Friday, February 4, 2005

If You're Going To Cash Out Invest Something

I read an article this week that attributed the borrowing frenzy of the early 2000's to low interent rates. But the key condition that drove this borrowing frenzy was that Fed policy had pushed the rates for new mortgages substantially below the rates of existing mortgages, making refinancing highly attractive.

That said refinancing accounted for over 50% of mortgage applications from 2001 to 2003.

Freddie Mac, said that "cash out" transactions accounted for about 50% of refinancing activity in 2001. That's a lot of cash!

Interestingly many homeowners seeking cash were refinancing with little rate incentive. These characteriscally took out much larger loans. Their main incentive seemed to be tapping into their equity for the purpose of debt consolidation. That's all fine and good. Or was it?

Sure should have to watch there debt appreciates faster than their home. Slay the dragon before it completely consumes you only seems to make sense. But when borrowing for the purpose of getting cash out one should also think in terms of creating a vehicle that brings in a steady return on the very dollar borrowed.
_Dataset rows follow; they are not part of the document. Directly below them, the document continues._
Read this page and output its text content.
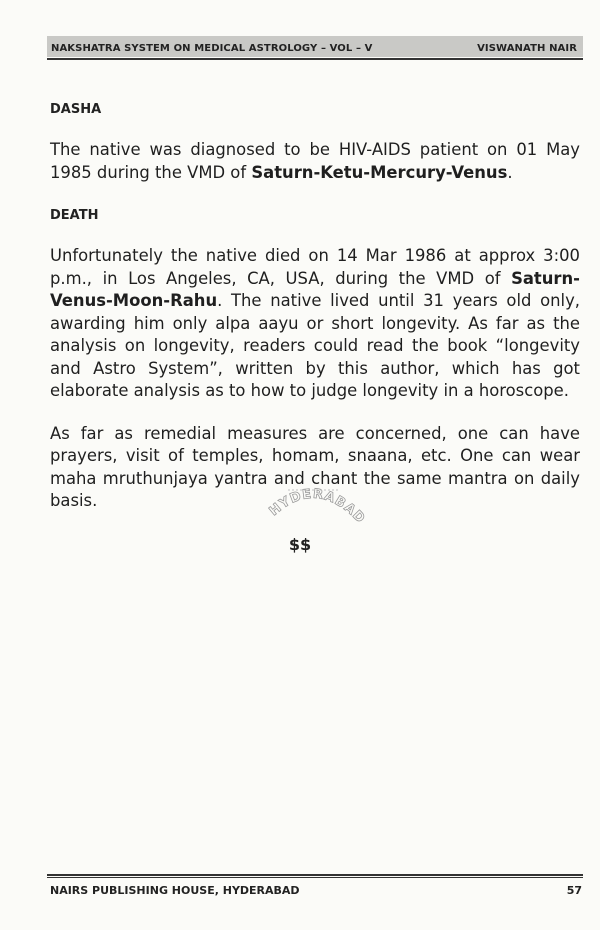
NAKSHATRA SYSTEM ON MEDICAL ASTROLOGY – VOL – V	VISWANATH NAIR

DASHA

The native was diagnosed to be HIV-AIDS patient on 01 May 1985 during the VMD of Saturn-Ketu-Mercury-Venus.

DEATH

Unfortunately the native died on 14 Mar 1986 at approx 3:00 p.m., in Los Angeles, CA, USA, during the VMD of Saturn-Venus-Moon-Rahu. The native lived until 31 years old only, awarding him only alpa aayu or short longevity. As far as the analysis on longevity, readers could read the book “longevity and Astro System”, written by this author, which has got elaborate analysis as to how to judge longevity in a horoscope.

As far as remedial measures are concerned, one can have prayers, visit of temples, homam, snaana, etc. One can wear maha mruthunjaya yantra and chant the same mantra on daily basis.	HYDERABAD
$$
NAIRS PUBLISHING HOUSE, HYDERABAD	57
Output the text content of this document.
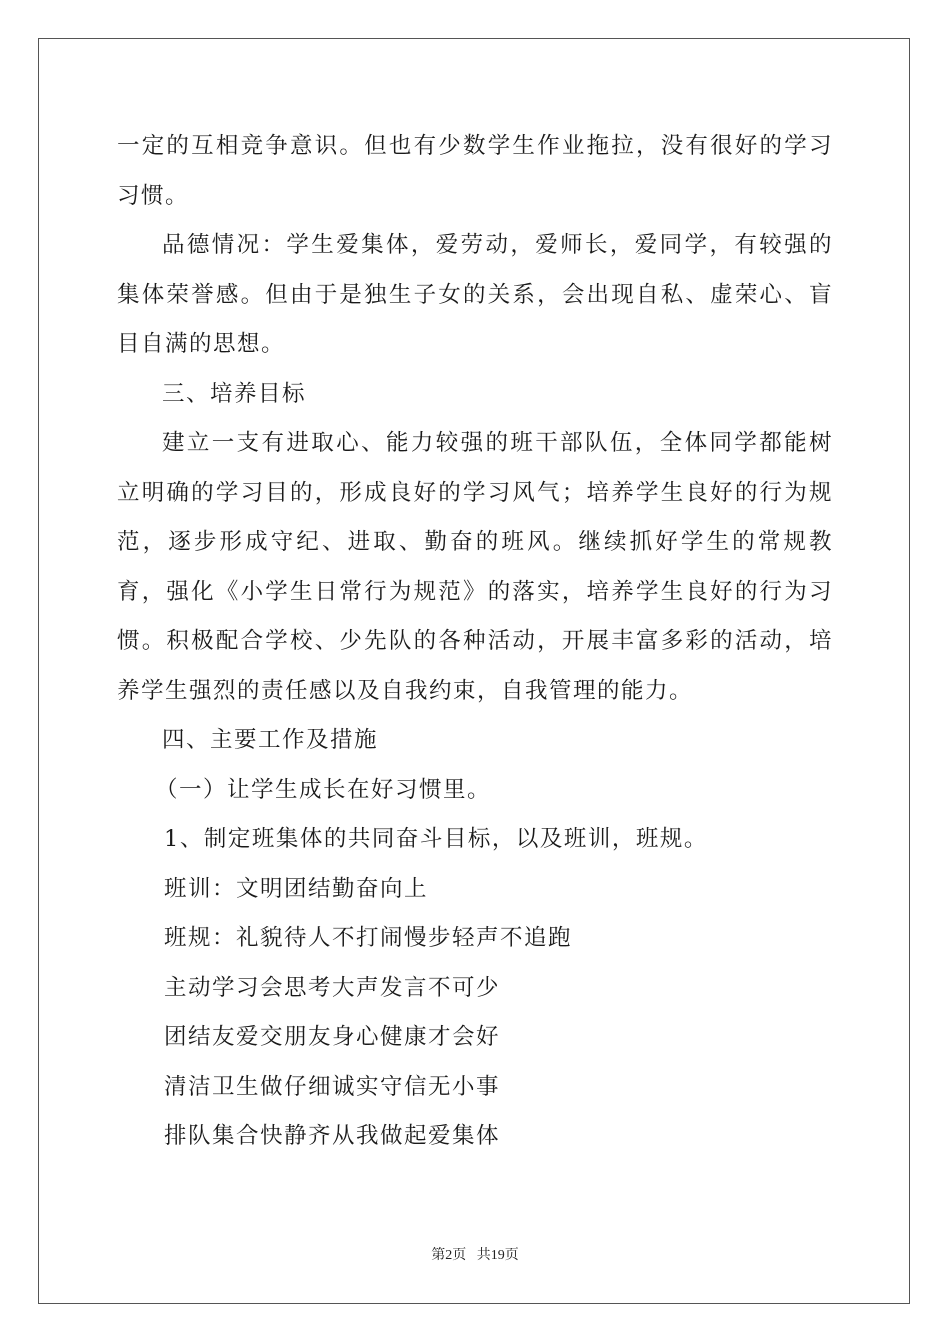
一定的互相竞争意识。但也有少数学生作业拖拉，没有很好的学习习惯。

品德情况：学生爱集体，爱劳动，爱师长，爱同学，有较强的集体荣誉感。但由于是独生子女的关系，会出现自私、虚荣心、盲目自满的思想。

三、培养目标

建立一支有进取心、能力较强的班干部队伍，全体同学都能树立明确的学习目的，形成良好的学习风气；培养学生良好的行为规范，逐步形成守纪、进取、勤奋的班风。继续抓好学生的常规教育，强化《小学生日常行为规范》的落实，培养学生良好的行为习惯。积极配合学校、少先队的各种活动，开展丰富多彩的活动，培养学生强烈的责任感以及自我约束，自我管理的能力。

四、主要工作及措施

（一）让学生成长在好习惯里。

1、制定班集体的共同奋斗目标，以及班训，班规。

班训：文明团结勤奋向上

班规：礼貌待人不打闹慢步轻声不追跑

主动学习会思考大声发言不可少

团结友爱交朋友身心健康才会好

清洁卫生做仔细诚实守信无小事

排队集合快静齐从我做起爱集体

第2页   共19页
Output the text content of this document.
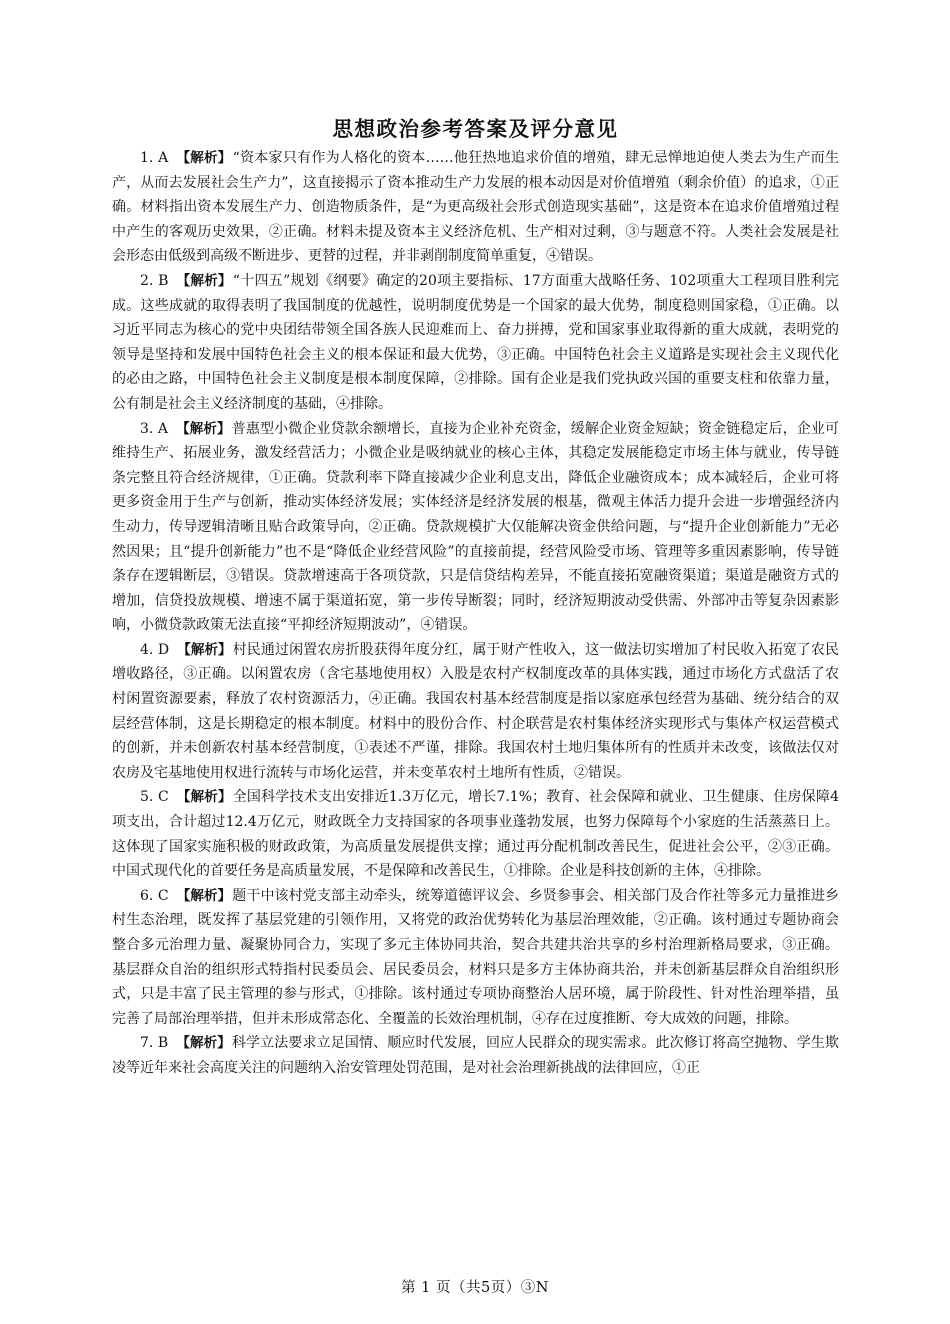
思想政治参考答案及评分意见

1. A 【解析】“资本家只有作为人格化的资本……他狂热地追求价值的增殖，肆无忌惮地迫使人类去为生产而生产，从而去发展社会生产力”，这直接揭示了资本推动生产力发展的根本动因是对价值增殖（剩余价值）的追求，①正确。材料指出资本发展生产力、创造物质条件，是“为更高级社会形式创造现实基础”，这是资本在追求价值增殖过程中产生的客观历史效果，②正确。材料未提及资本主义经济危机、生产相对过剩，③与题意不符。人类社会发展是社会形态由低级到高级不断进步、更替的过程，并非剥削制度简单重复，④错误。

2. B 【解析】“十四五”规划《纲要》确定的20项主要指标、17方面重大战略任务、102项重大工程项目胜利完成。这些成就的取得表明了我国制度的优越性，说明制度优势是一个国家的最大优势，制度稳则国家稳，①正确。以习近平同志为核心的党中央团结带领全国各族人民迎难而上、奋力拼搏，党和国家事业取得新的重大成就，表明党的领导是坚持和发展中国特色社会主义的根本保证和最大优势，③正确。中国特色社会主义道路是实现社会主义现代化的必由之路，中国特色社会主义制度是根本制度保障，②排除。国有企业是我们党执政兴国的重要支柱和依靠力量，公有制是社会主义经济制度的基础，④排除。

3. A 【解析】普惠型小微企业贷款余额增长，直接为企业补充资金，缓解企业资金短缺；资金链稳定后，企业可维持生产、拓展业务，激发经营活力；小微企业是吸纳就业的核心主体，其稳定发展能稳定市场主体与就业，传导链条完整且符合经济规律，①正确。贷款利率下降直接减少企业利息支出，降低企业融资成本；成本减轻后，企业可将更多资金用于生产与创新，推动实体经济发展；实体经济是经济发展的根基，微观主体活力提升会进一步增强经济内生动力，传导逻辑清晰且贴合政策导向，②正确。贷款规模扩大仅能解决资金供给问题，与“提升企业创新能力”无必然因果；且“提升创新能力”也不是“降低企业经营风险”的直接前提，经营风险受市场、管理等多重因素影响，传导链条存在逻辑断层，③错误。贷款增速高于各项贷款，只是信贷结构差异，不能直接拓宽融资渠道；渠道是融资方式的增加，信贷投放规模、增速不属于渠道拓宽，第一步传导断裂；同时，经济短期波动受供需、外部冲击等复杂因素影响，小微贷款政策无法直接“平抑经济短期波动”，④错误。

4. D 【解析】村民通过闲置农房折股获得年度分红，属于财产性收入，这一做法切实增加了村民收入拓宽了农民增收路径，③正确。以闲置农房（含宅基地使用权）入股是农村产权制度改革的具体实践，通过市场化方式盘活了农村闲置资源要素，释放了农村资源活力，④正确。我国农村基本经营制度是指以家庭承包经营为基础、统分结合的双层经营体制，这是长期稳定的根本制度。材料中的股份合作、村企联营是农村集体经济实现形式与集体产权运营模式的创新，并未创新农村基本经营制度，①表述不严谨，排除。我国农村土地归集体所有的性质并未改变，该做法仅对农房及宅基地使用权进行流转与市场化运营，并未变革农村土地所有性质，②错误。

5. C 【解析】全国科学技术支出安排近1.3万亿元，增长7.1%；教育、社会保障和就业、卫生健康、住房保障4项支出，合计超过12.4万亿元，财政既全力支持国家的各项事业蓬勃发展，也努力保障每个小家庭的生活蒸蒸日上。这体现了国家实施积极的财政政策，为高质量发展提供支撑；通过再分配机制改善民生，促进社会公平，②③正确。中国式现代化的首要任务是高质量发展，不是保障和改善民生，①排除。企业是科技创新的主体，④排除。

6. C 【解析】题干中该村党支部主动牵头，统筹道德评议会、乡贤参事会、相关部门及合作社等多元力量推进乡村生态治理，既发挥了基层党建的引领作用，又将党的政治优势转化为基层治理效能，②正确。该村通过专题协商会整合多元治理力量、凝聚协同合力，实现了多元主体协同共治，契合共建共治共享的乡村治理新格局要求，③正确。基层群众自治的组织形式特指村民委员会、居民委员会，材料只是多方主体协商共治，并未创新基层群众自治组织形式，只是丰富了民主管理的参与形式，①排除。该村通过专项协商整治人居环境，属于阶段性、针对性治理举措，虽完善了局部治理举措，但并未形成常态化、全覆盖的长效治理机制，④存在过度推断、夸大成效的问题，排除。

7. B 【解析】科学立法要求立足国情、顺应时代发展，回应人民群众的现实需求。此次修订将高空抛物、学生欺凌等近年来社会高度关注的问题纳入治安管理处罚范围，是对社会治理新挑战的法律回应，①正

第 1 页（共5页）③N
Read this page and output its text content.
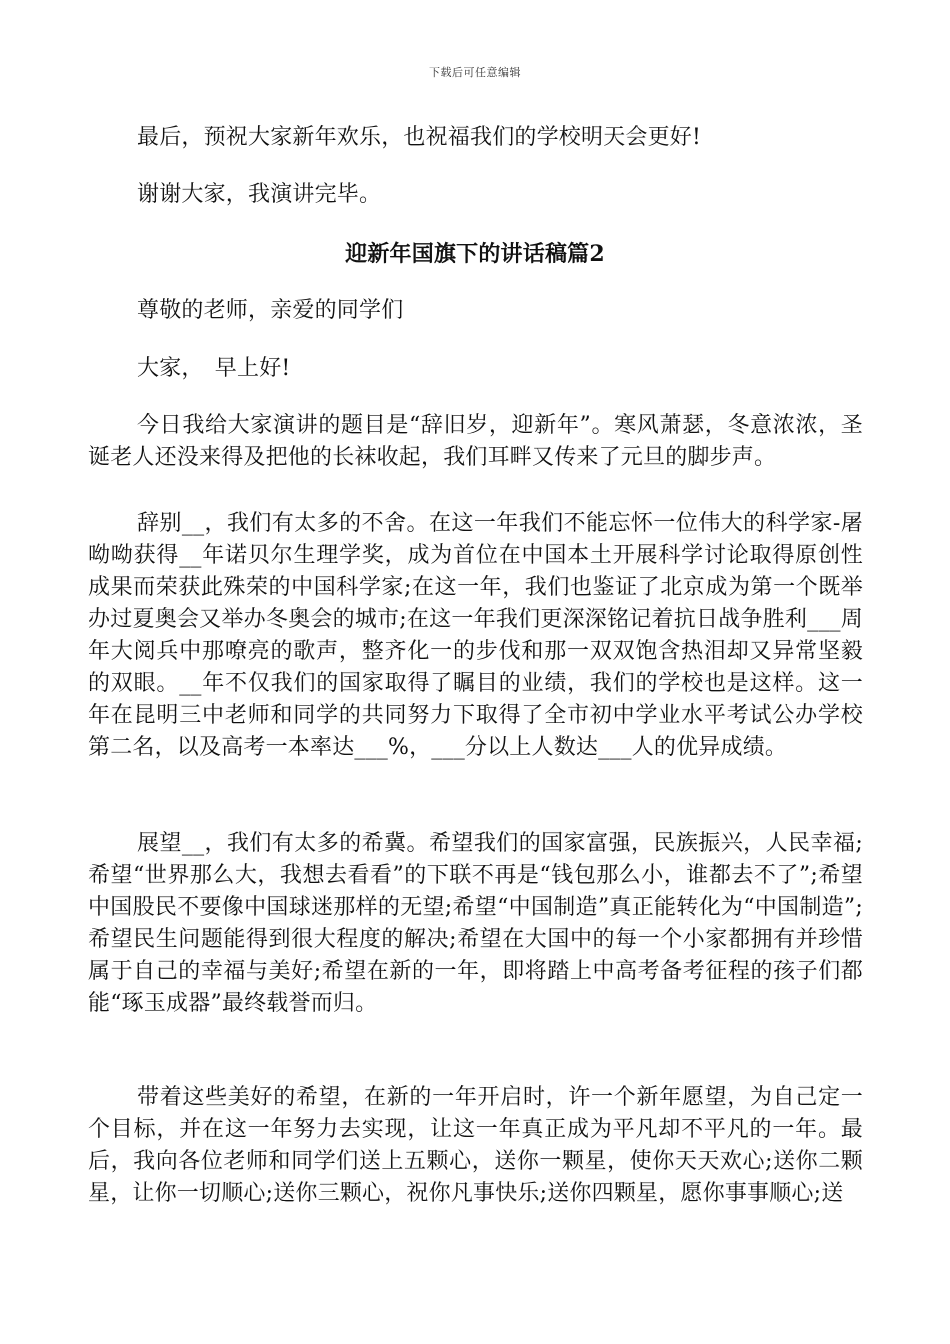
下载后可任意编辑
最后，预祝大家新年欢乐，也祝福我们的学校明天会更好!
谢谢大家，我演讲完毕。
迎新年国旗下的讲话稿篇2
尊敬的老师，亲爱的同学们
大家，　早上好!

今日我给大家演讲的题目是“辞旧岁，迎新年”。寒风萧瑟，冬意浓浓，圣诞老人还没来得及把他的长袜收起，我们耳畔又传来了元旦的脚步声。

辞别__，我们有太多的不舍。在这一年我们不能忘怀一位伟大的科学家-屠呦呦获得__年诺贝尔生理学奖，成为首位在中国本土开展科学讨论取得原创性成果而荣获此殊荣的中国科学家;在这一年，我们也鉴证了北京成为第一个既举办过夏奥会又举办冬奥会的城市;在这一年我们更深深铭记着抗日战争胜利___周年大阅兵中那嘹亮的歌声，整齐化一的步伐和那一双双饱含热泪却又异常坚毅的双眼。__年不仅我们的国家取得了瞩目的业绩，我们的学校也是这样。这一年在昆明三中老师和同学的共同努力下取得了全市初中学业水平考试公办学校第二名，以及高考一本率达___%，___分以上人数达___人的优异成绩。

展望__，我们有太多的希冀。希望我们的国家富强，民族振兴，人民幸福;希望“世界那么大，我想去看看”的下联不再是“钱包那么小，谁都去不了”;希望中国股民不要像中国球迷那样的无望;希望“中国制造”真正能转化为“中国制造”;希望民生问题能得到很大程度的解决;希望在大国中的每一个小家都拥有并珍惜属于自己的幸福与美好;希望在新的一年，即将踏上中高考备考征程的孩子们都能“琢玉成器”最终载誉而归。

带着这些美好的希望，在新的一年开启时，许一个新年愿望，为自己定一个目标，并在这一年努力去实现，让这一年真正成为平凡却不平凡的一年。最后，我向各位老师和同学们送上五颗心，送你一颗星，使你天天欢心;送你二颗星，让你一切顺心;送你三颗心，祝你凡事快乐;送你四颗星，愿你事事顺心;送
If you must borrow against your house which is a risk in itself, by all means make some of that cash work for you. Here are some ideas.

1. Invest in real estate property (get the grants - tax advantages and all the perks to go)

2. Start a simple but lucrative small business (low overhead essential)

3. Invest in your education - get another degree or some form of certification

4. Invest in stocks - (buy low sell high)

5. Remember that many forms of investment and self improvement come with tax deduction advantages.

That said when the chips are down and you need to draw from a second income to pay a bill or save your house... Boom! Your ready and able.